Beth grinned. Sally was priceless and she loved her for it. After all these weeks Georgy still hadn’t learned not to tangle with her. It was a pity really. Georgy was too much up her own arse ever to appreciate Sally’s warmth and generosity of spirit. Sometimes she caught
Georgy watching her with bitterness and envy, yet Georgy had been given so much right from the start while Sally had nothing.
Beth topped up their glasses, then lifted the lid of the steaming casserole. “Imogen wants to watch that dreadful Julie Andrews film,” she said.
• • •
They lazed around all afternoon, drinking wine, swapping stories, generally hanging out together. The film was over, the dishes stacked, and Imogen had withdrawn upstairs to play with her Gameboy. They ought really to go for a walk but outside it was still pelting down, so they talked about the hospital which had brought them together, and enjoyed renewing the camaraderie of their shared ten days’ incarceration. One of the great things about any sort of institutionalization, thought Beth, is that it brings people down to the same level.
Which brought them naturally to Vivienne, but not in any detail since none of them really knew her and Beth was not about to spill the beans about her own extraordinary secret connection with the uptight woman. Sally found her posh and Georgy thought her snobbish. That just about summed her up, thought Beth.
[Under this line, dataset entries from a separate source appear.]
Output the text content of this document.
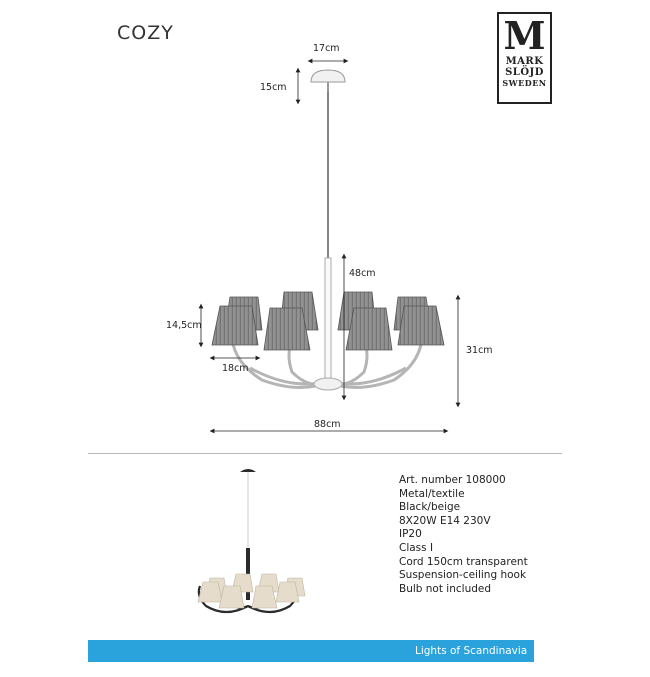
COZY	M
MARK
SLÖJD
SWEDEN
17cm
15cm
48cm
14,5cm
18cm
31cm
88cm
Art. number 108000
Metal/textile
Black/beige
8X20W E14 230V
IP20
Class I
Cord 150cm transparent
Suspension-ceiling hook
Bulb not included
Lights of Scandinavia
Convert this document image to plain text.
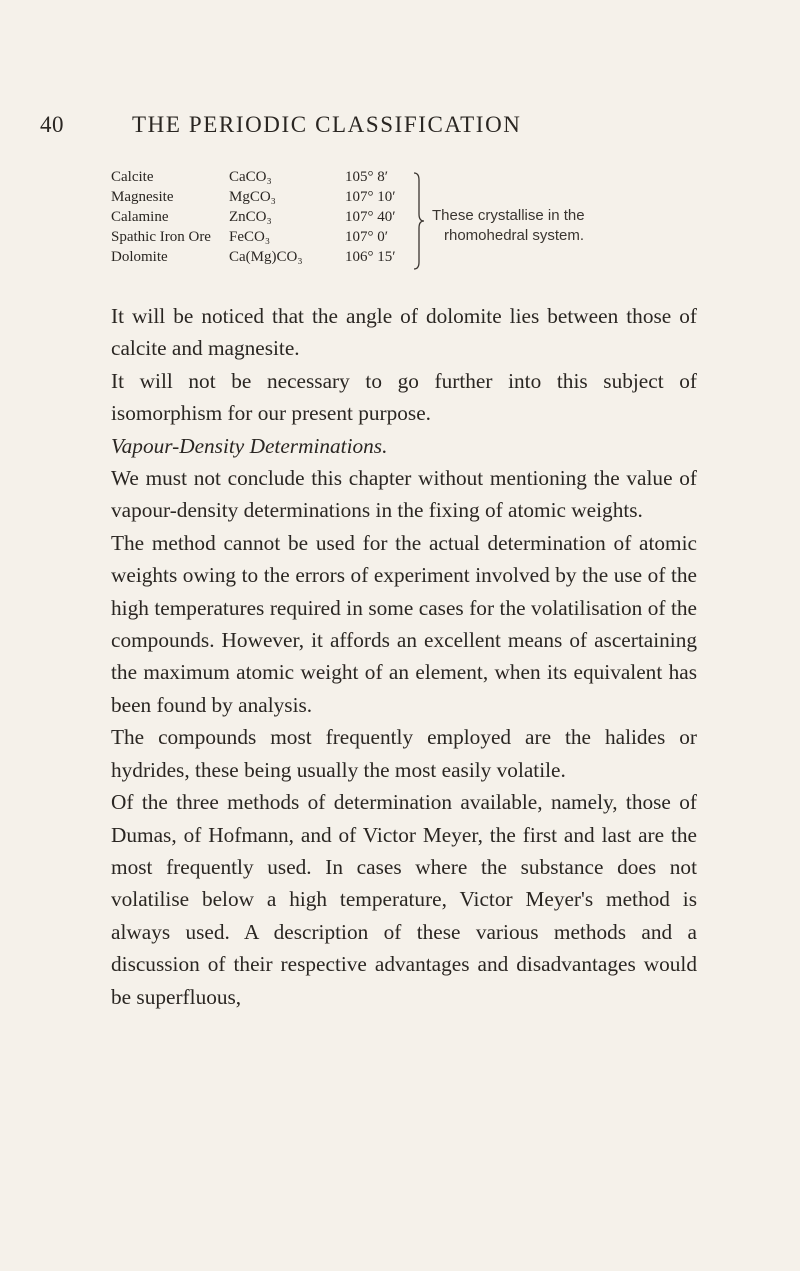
40	THE PERIODIC CLASSIFICATION
Calcite	CaCO₃	105° 8′
Magnesite	MgCO₃	107° 10′
Calamine	ZnCO₃	107° 40′
Spathic Iron Ore FeCO₃	107° 0′
Dolomite	Ca(Mg)CO₃	106° 15′
These crystallise in the
rhomohedral system.

It will be noticed that the angle of dolomite lies between those of calcite and magnesite.

It will not be necessary to go further into this subject of isomorphism for our present purpose.

Vapour-Density Determinations.

We must not conclude this chapter without mentioning the value of vapour-density determinations in the fixing of atomic weights.

The method cannot be used for the actual determination of atomic weights owing to the errors of experiment involved by the use of the high temperatures required in some cases for the volatilisation of the compounds. However, it affords an excellent means of ascertaining the maximum atomic weight of an element, when its equivalent has been found by analysis.

The compounds most frequently employed are the halides or hydrides, these being usually the most easily volatile.

Of the three methods of determination available, namely, those of Dumas, of Hofmann, and of Victor Meyer, the first and last are the most frequently used. In cases where the substance does not volatilise below a high temperature, Victor Meyer's method is always used. A description of these various methods and a discussion of their respective advantages and disadvantages would be superfluous,
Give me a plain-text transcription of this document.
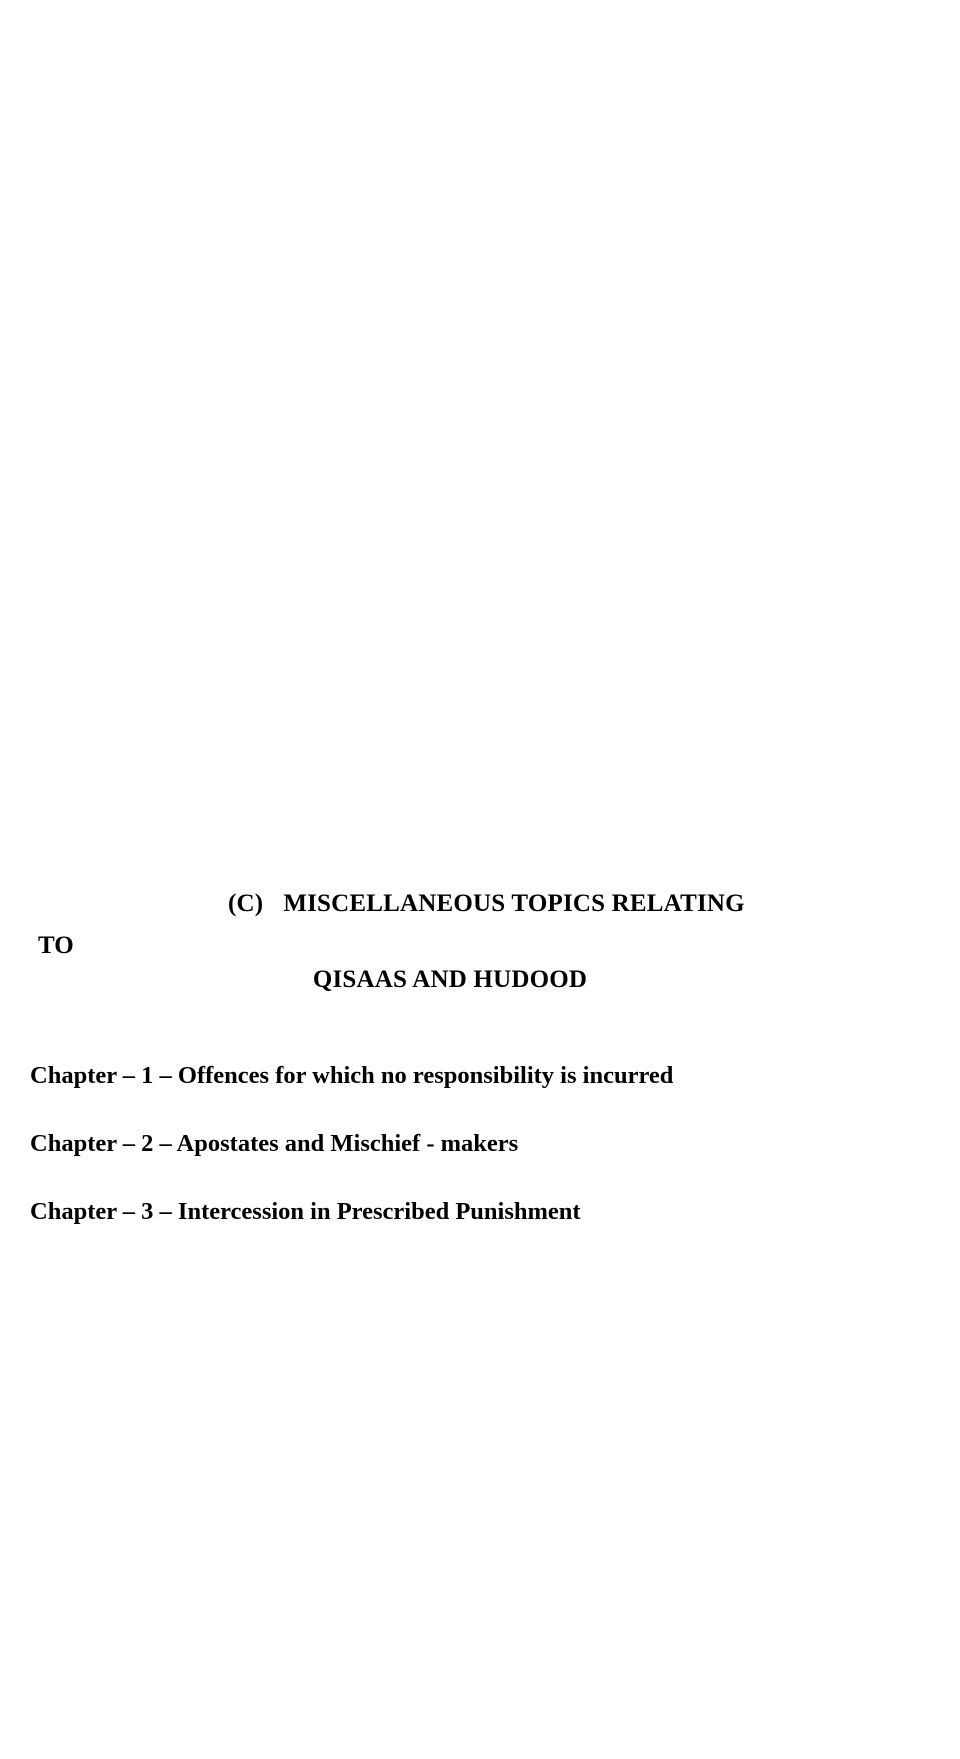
(C) MISCELLANEOUS TOPICS RELATING
TO
QISAAS AND HUDOOD
Chapter – 1 – Offences for which no responsibility is incurred
Chapter – 2 – Apostates and Mischief - makers
Chapter – 3 – Intercession in Prescribed Punishment
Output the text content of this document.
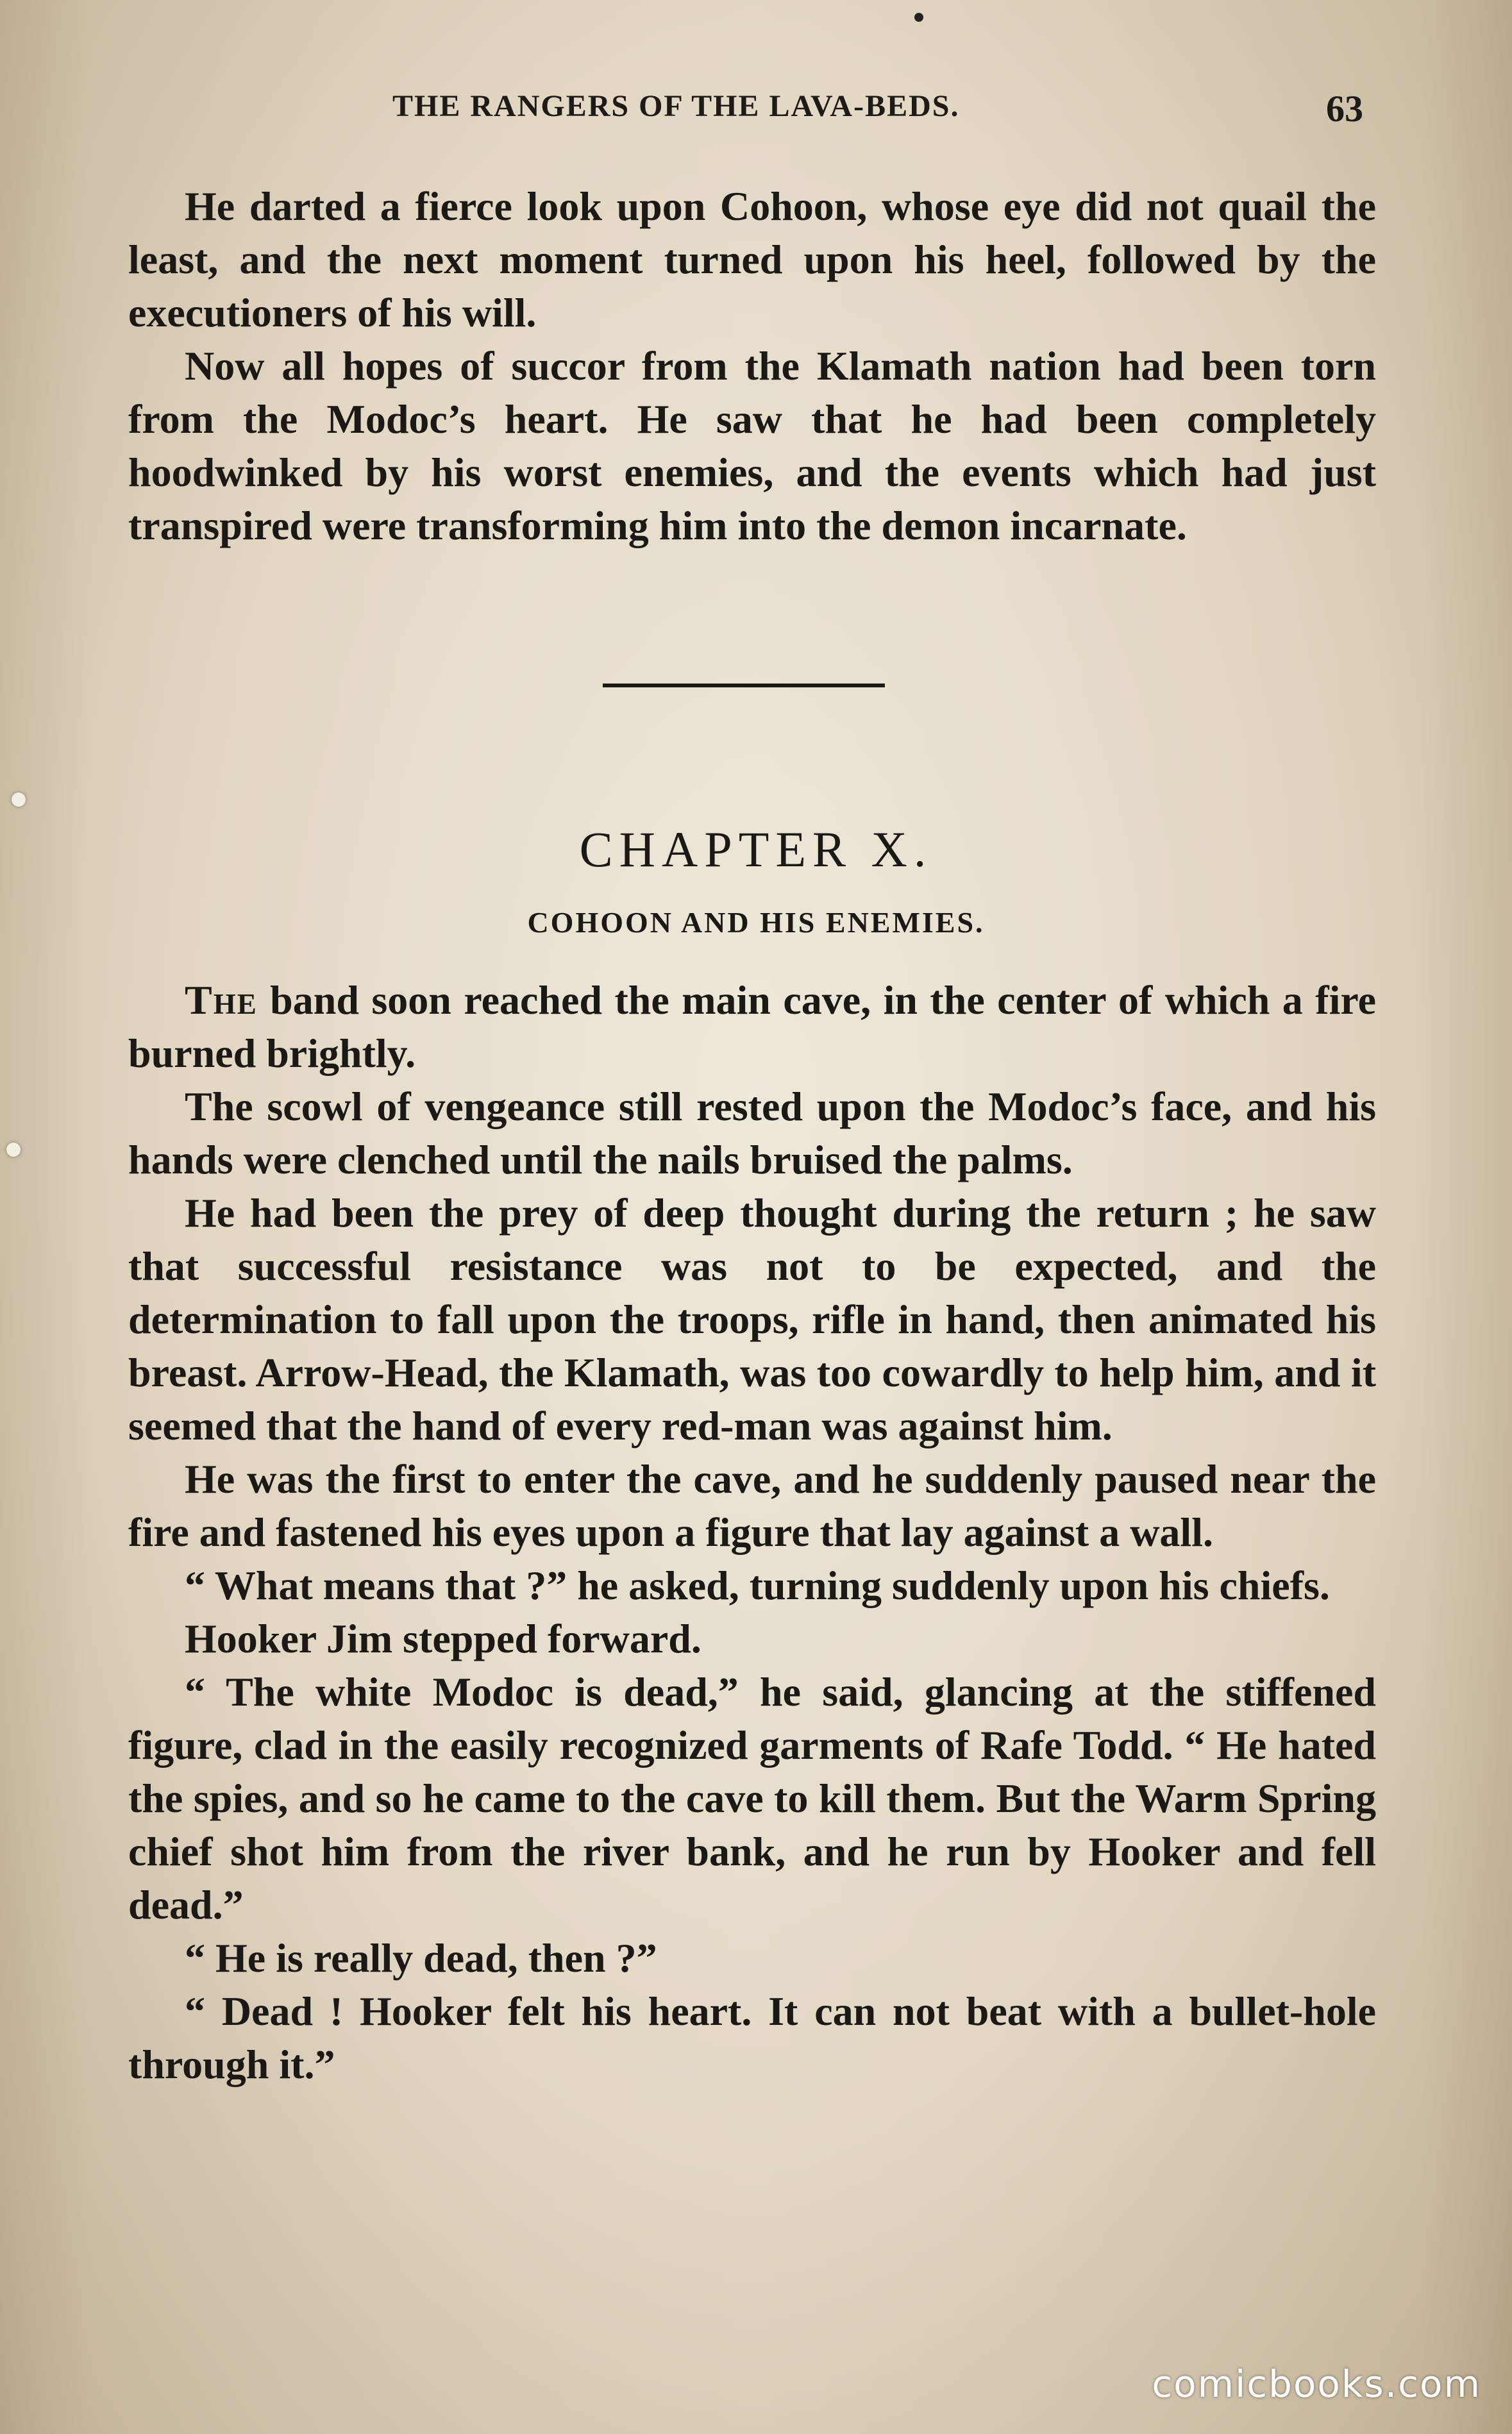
THE RANGERS OF THE LAVA-BEDS.	63

He darted a fierce look upon Cohoon, whose eye did not quail the least, and the next moment turned upon his heel, followed by the executioners of his will.

Now all hopes of succor from the Klamath nation had been torn from the Modoc’s heart. He saw that he had been completely hoodwinked by his worst enemies, and the events which had just transpired were transforming him into the demon incarnate.

CHAPTER X.
COHOON AND HIS ENEMIES.

The band soon reached the main cave, in the center of which a fire burned brightly.

The scowl of vengeance still rested upon the Modoc’s face, and his hands were clenched until the nails bruised the palms.

He had been the prey of deep thought during the return ; he saw that successful resistance was not to be expected, and the determination to fall upon the troops, rifle in hand, then animated his breast. Arrow-Head, the Klamath, was too cowardly to help him, and it seemed that the hand of every red-man was against him.

He was the first to enter the cave, and he suddenly paused near the fire and fastened his eyes upon a figure that lay against a wall.

“ What means that ?” he asked, turning suddenly upon his chiefs.

Hooker Jim stepped forward.

“ The white Modoc is dead,” he said, glancing at the stiffened figure, clad in the easily recognized garments of Rafe Todd. “ He hated the spies, and so he came to the cave to kill them. But the Warm Spring chief shot him from the river bank, and he run by Hooker and fell dead.”

“ He is really dead, then ?”

“ Dead ! Hooker felt his heart. It can not beat with a bullet-hole through it.”

comicbooks.com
“Do you ever see old Whojamaflip?” asked Sally.
“Who dat?” asked Beth.
“You know, the pale one, the one who works for the vet. She looked a bit like death warmed up even when she left. I wonder what happened to her.”
“Don’t know,” said Beth. “She’s not really my type but I agree she looked fairly grim. What was she in for, anyway?”
Sally thought.
“Something gynecological,” she ventured. “Something Down There.”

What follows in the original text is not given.